On a soldier seriously injured by a mine explosion: “There was not enough skin to completely close his surgical wounds, so his stumps remained open. … Despite the antibiotics, his wounds became infected. The fourth night in the room, he attempted suicide. … On the seventh day, his fever reached 106 degrees Fahrenheit; he became unconscious, and seven days after his injuries he expired.
Ronald Joel Glasser was born in Chicago on May 31, 1939 to parents who owned a delicatessen. He graduated from Johns Hopkins University with a bachelor’s degree in 1961 and stayed on at the university to earn an MD in 1965, later specializing in pediatric nephrology while on fellowship at the University of Minnesota.
He completed “365 Days” after returning from a two-year deployment to the military hospital. “As for me,” he wrote, “my wish is not that I had never been in the military, but that this book could never have been written.”

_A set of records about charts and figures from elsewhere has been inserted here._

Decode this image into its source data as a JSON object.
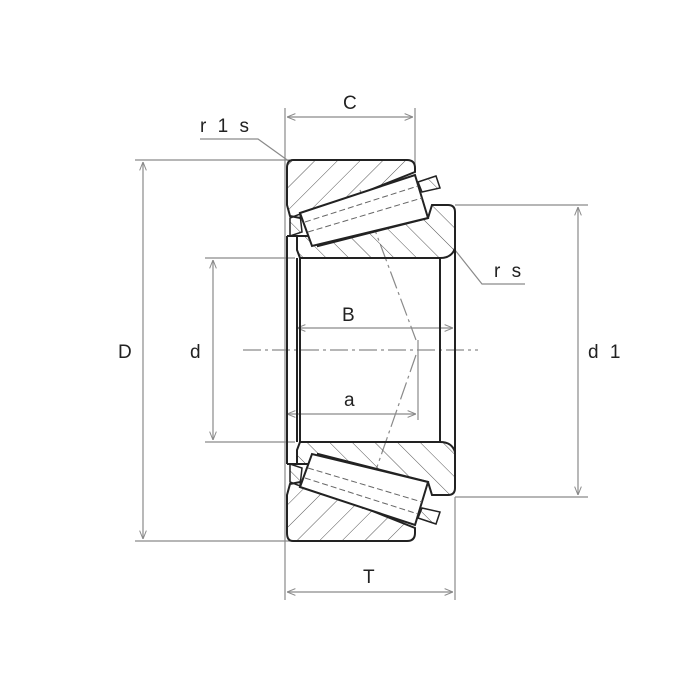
{
  "diagram": {
    "title": "Tapered roller bearing cross-section",
    "labels": {
      "C": "C",
      "r1s": "r 1 s",
      "rs": "r s",
      "D": "D",
      "d": "d",
      "d1": "d 1",
      "B": "B",
      "a": "a",
      "T": "T"
    },
    "colors": {
      "outline": "#222222",
      "dimension": "#8a8a8a",
      "hatch": "#555555",
      "background": "#ffffff"
    }
  }
}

Dr. Glasser wrote four more books while working in pediatrics, first as a professor at the University of Minnesota and then in private practice until his retirement in 2016.
“Ward 402” (1973) and “The Body Is the Hero” (1976) analyze the limits of modern medical training to treat patients holistically; the novel “Another War, Another Peace” (1985) follows a doctor during the Vietnam War. In “Broken Bodies, Shattered Minds” (2011), Dr. Glasser delved into the history and advancements of military medicine, also advocating for a better understanding of post-traumatic stress disorder, or PTSD, in Veterans.
At the time, he said research into PTSD was particularly important as troops in Afghanistan increasingly faced explosions from improvised explosive devices, or IEDs. “The one big medicine success story in Afghanistan is the realization and the link between traumatic brain injury, concussions and PTSD,” he told NPR’s “All Things Considered.”
His 10-year marriage to Janis Amatuzio ended in divorce in 1992. In 2008 he married Joy Itman, who was confirmed dead from complications from dementia. They divorced in 2018, but she effectively remained “his wife and partner,” she said.
Survivors include three stepchildren from his second marriage, Rachel, Benjamin and Aaron Silberman.
In “365 Days,” Dr. Glasser was repeatedly struck by the way young conscripts obeyed orders and did their duty in the field, even though some were deeply opposed to the war. They were all just counting the days.
“Strange war,” he wrote. “Going for something they didn’t believe in or cared about, just to do it 365 days and be done with it.”